Die europäische Fondsindustrie hat wahrscheinlich einen schwarzen März erlebt. Auf der Basis vorläufiger Absatzzahlen hat das Research-Haus Morningstar für den März Rekordabflüsse aus europäischen Fonds prognostiziert. Morningstar-Chefredakteur Ali Masarwah bezeichnet die Situation als regelrechten “Dammbruch” und befürchtet verheerende Folgen für die Anlegerrendite.

Anleger, so sein Urteil, zeigten wieder einmal kein gutes Timing: Im Februar hätten sie noch prozyklisch gekauft, auf dem Höhepunkt der Panik und nahe den letzten Tiefkursen dann insbesondere Aktienfonds verkauft. Über 50 Milliarden Euro an Kundengeldern flossen aus dieser Anlageklasse ab. Allein drei Milliarden Euro waren es beim UBS ETF MSCI ACWI. Damit belegt dieser Aktien-ETF den traurigen Spitzenplatz unter den Einzelfonds. Nicht viel besser erging es dem UniGlobal Vorsorge.

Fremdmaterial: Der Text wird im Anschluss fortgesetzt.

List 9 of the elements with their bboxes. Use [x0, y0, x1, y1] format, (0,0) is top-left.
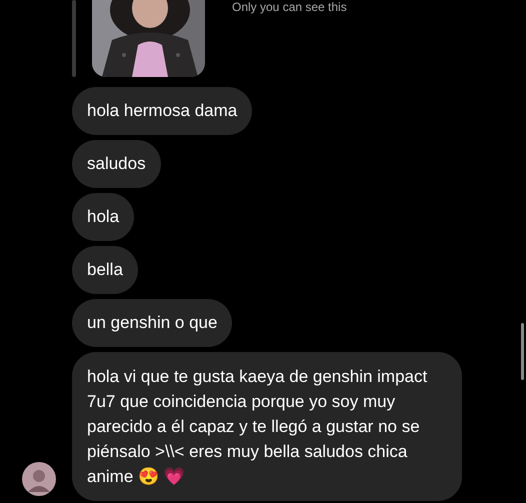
visibility-notice: Only you can see this [232, 0, 347, 14]
message-bubble: saludos [72, 140, 161, 188]
message-bubble: bella [72, 246, 138, 294]
message-bubble: hola vi que te gusta kaeya de genshin impact 7u7 que coincidencia porque yo soy muy parecido a él capaz y te llegó a gustar no se piénsalo >\\< eres muy bella saludos chica anime 😍 💗 [72, 352, 462, 501]
message-bubble: hola hermosa dama [72, 87, 252, 135]
message-bubble: un genshin o que [72, 299, 232, 347]
avatar[interactable] [22, 462, 56, 496]
message-bubble: hola [72, 193, 134, 241]
scrollbar[interactable] [521, 323, 524, 380]
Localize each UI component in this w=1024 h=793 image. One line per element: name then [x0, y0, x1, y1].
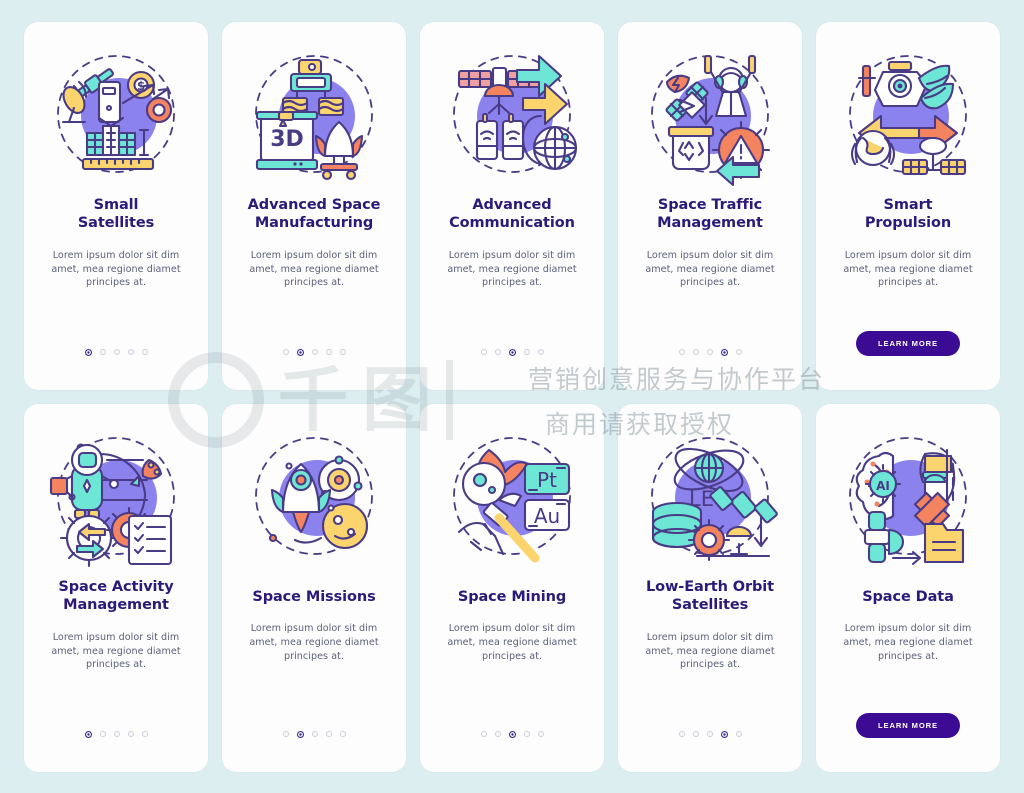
- svg-text:Au: Au: [534, 504, 560, 528]
- card-description: Lorem ipsum dolor sit dim amet, mea regi…: [51, 631, 181, 671]
- card-title: Space Activity Management: [58, 578, 174, 614]
- pagination-dot-active[interactable]: [508, 730, 516, 738]
- learn-more-button[interactable]: LEARN MORE: [855, 712, 961, 738]
- card-description: Lorem ipsum dolor sit dim amet, mea regi…: [843, 249, 973, 289]
- learn-more-button[interactable]: LEARN MORE: [855, 330, 961, 356]
- pagination-dot[interactable]: [99, 349, 106, 355]
- pagination-dot[interactable]: [692, 731, 699, 737]
- onboarding-card-low-earth-orbit-satellites: .s{fill:none;stroke:#4a3b86;stroke-width…: [618, 403, 802, 772]
- onboarding-card-space-traffic-management: .s{fill:none;stroke:#4a3b86;stroke-width…: [618, 21, 802, 390]
- pagination-dots[interactable]: [480, 730, 544, 738]
- card-title: Space Missions: [252, 588, 376, 605]
- traffic-controller-warning-icon: .s{fill:none;stroke:#4a3b86;stroke-width…: [635, 38, 785, 190]
- card-title: Advanced Space Manufacturing: [247, 196, 381, 232]
- svg-text:AI: AI: [876, 479, 890, 493]
- pagination-dot[interactable]: [494, 349, 501, 355]
- pagination-dot[interactable]: [706, 349, 713, 355]
- pagination-dot[interactable]: [282, 731, 289, 737]
- rocket-planets-icon: .s{fill:none;stroke:#4a3b86;stroke-width…: [239, 420, 389, 572]
- card-description: Lorem ipsum dolor sit dim amet, mea regi…: [645, 249, 775, 289]
- pagination-dot[interactable]: [127, 731, 134, 737]
- pagination-dot[interactable]: [113, 731, 120, 737]
- pagination-dot[interactable]: [127, 349, 134, 355]
- onboarding-card-advanced-communication: .s{fill:none;stroke:#4a3b86;stroke-width…: [420, 21, 604, 390]
- ai-brain-data-icon: .s{fill:none;stroke:#4a3b86;stroke-width…: [833, 420, 983, 572]
- onboarding-card-smart-propulsion: .s{fill:none;stroke:#4a3b86;stroke-width…: [816, 21, 1000, 390]
- card-description: Lorem ipsum dolor sit dim amet, mea regi…: [249, 623, 379, 662]
- onboarding-card-advanced-space-manufacturing: .s{fill:none;stroke:#4a3b86;stroke-width…: [222, 21, 406, 390]
- card-title: Advanced Communication: [449, 196, 575, 232]
- card-title: Low-Earth Orbit Satellites: [645, 578, 775, 614]
- pagination-dot[interactable]: [735, 731, 742, 737]
- pagination-dot[interactable]: [678, 349, 685, 355]
- pagination-dot[interactable]: [325, 349, 332, 355]
- pagination-dot[interactable]: [537, 349, 544, 355]
- pagination-dots[interactable]: [282, 730, 346, 738]
- pagination-dot[interactable]: [141, 349, 148, 355]
- card-title: Space Mining: [457, 588, 567, 605]
- pagination-dot[interactable]: [537, 731, 544, 737]
- pagination-dot[interactable]: [678, 731, 685, 737]
- svg-text:Pt: Pt: [537, 468, 557, 492]
- pagination-dot[interactable]: [325, 731, 332, 737]
- pagination-dot[interactable]: [339, 349, 346, 355]
- pagination-dots[interactable]: [678, 730, 742, 738]
- pagination-dot[interactable]: [480, 349, 487, 355]
- card-description: Lorem ipsum dolor sit dim amet, mea regi…: [447, 623, 577, 662]
- onboarding-card-space-mining: .s{fill:none;stroke:#4a3b86;stroke-width…: [420, 403, 604, 772]
- pagination-dot[interactable]: [706, 731, 713, 737]
- astronaut-checklist-gears-icon: .s{fill:none;stroke:#4a3b86;stroke-width…: [41, 420, 191, 572]
- pagination-dot-active[interactable]: [296, 348, 304, 356]
- card-grid: .s{fill:none;stroke:#4a3b86;stroke-width…: [0, 0, 1024, 793]
- pagination-dots[interactable]: [84, 730, 148, 738]
- svg-text:3D: 3D: [270, 127, 304, 152]
- pagination-dot[interactable]: [339, 731, 346, 737]
- pagination-dot[interactable]: [735, 349, 742, 355]
- pagination-dot-active[interactable]: [508, 348, 516, 356]
- 3d-printer-rocket-icon: .s{fill:none;stroke:#4a3b86;stroke-width…: [239, 38, 389, 190]
- card-description: Lorem ipsum dolor sit dim amet, mea regi…: [645, 631, 775, 671]
- pagination-dots[interactable]: [678, 348, 742, 356]
- pagination-dot[interactable]: [141, 731, 148, 737]
- card-description: Lorem ipsum dolor sit dim amet, mea regi…: [51, 249, 181, 289]
- card-title: Space Data: [862, 588, 954, 605]
- card-title: Small Satellites: [77, 196, 155, 232]
- pagination-dot[interactable]: [99, 731, 106, 737]
- asteroid-pickaxe-elements-icon: .s{fill:none;stroke:#4a3b86;stroke-width…: [437, 420, 587, 572]
- pagination-dot[interactable]: [113, 349, 120, 355]
- pagination-dots[interactable]: [480, 348, 544, 356]
- onboarding-card-space-missions: .s{fill:none;stroke:#4a3b86;stroke-width…: [222, 403, 406, 772]
- card-description: Lorem ipsum dolor sit dim amet, mea regi…: [447, 249, 577, 289]
- pagination-dot[interactable]: [480, 731, 487, 737]
- pagination-dot[interactable]: [692, 349, 699, 355]
- pagination-dot-active[interactable]: [296, 730, 304, 738]
- pagination-dot[interactable]: [523, 349, 530, 355]
- leo-database-satellite-icon: .s{fill:none;stroke:#4a3b86;stroke-width…: [635, 420, 785, 572]
- pagination-dot[interactable]: [282, 349, 289, 355]
- card-description: Lorem ipsum dolor sit dim amet, mea regi…: [249, 249, 379, 289]
- pagination-dots[interactable]: [84, 348, 148, 356]
- pagination-dot[interactable]: [494, 731, 501, 737]
- pagination-dot[interactable]: [311, 731, 318, 737]
- pagination-dots[interactable]: [282, 348, 346, 356]
- satellite-phone-globe-icon: .s{fill:none;stroke:#4a3b86;stroke-width…: [437, 38, 587, 190]
- engine-leaf-earth-icon: .s{fill:none;stroke:#4a3b86;stroke-width…: [833, 38, 983, 190]
- onboarding-card-small-satellites: .s{fill:none;stroke:#4a3b86;stroke-width…: [24, 21, 208, 390]
- pagination-dot-active[interactable]: [84, 348, 92, 356]
- onboarding-card-space-activity-management: .s{fill:none;stroke:#4a3b86;stroke-width…: [24, 403, 208, 772]
- onboarding-card-space-data: .s{fill:none;stroke:#4a3b86;stroke-width…: [816, 403, 1000, 772]
- card-description: Lorem ipsum dolor sit dim amet, mea regi…: [843, 623, 973, 662]
- card-title: Smart Propulsion: [864, 196, 952, 232]
- pagination-dot-active[interactable]: [720, 730, 728, 738]
- pagination-dot-active[interactable]: [720, 348, 728, 356]
- pagination-dot-active[interactable]: [84, 730, 92, 738]
- satellite-gear-icon: .s{fill:none;stroke:#4a3b86;stroke-width…: [41, 38, 191, 190]
- card-title: Space Traffic Management: [657, 196, 763, 232]
- pagination-dot[interactable]: [311, 349, 318, 355]
- pagination-dot[interactable]: [523, 731, 530, 737]
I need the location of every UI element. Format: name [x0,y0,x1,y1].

Milliardenabflüsse auch bei Rentenfonds und ETFs

Auch Rentenfonds waren von den panikartigen Abflüssen betroffen. Hier flossen nach den vorläufigen Zahlen gar 85 Milliarden Euro ab. Auf den vordersten Plätzen lagen dabei der iShares Core Euro Corporate Bond ETF und der M&G Optimal Income mit jeweils über 2 Milliarden Euro an Abflüssen. Auch einige Multi-Asset-Fonds kamen unter die Räder, auch wenn in dieser Anlageklasse die Abflüsse mit insgesamt rund 24 Milliarden vergleichsweise gering ausfielen. Einige der prominentesten Multi-Asset-Fonds dagegen haben die Corona-Krise bisher gut gemeistert. Gold-ETFs und andere Rohstoff-Fonds verzeichneten laut Morningstar Zuflüsse.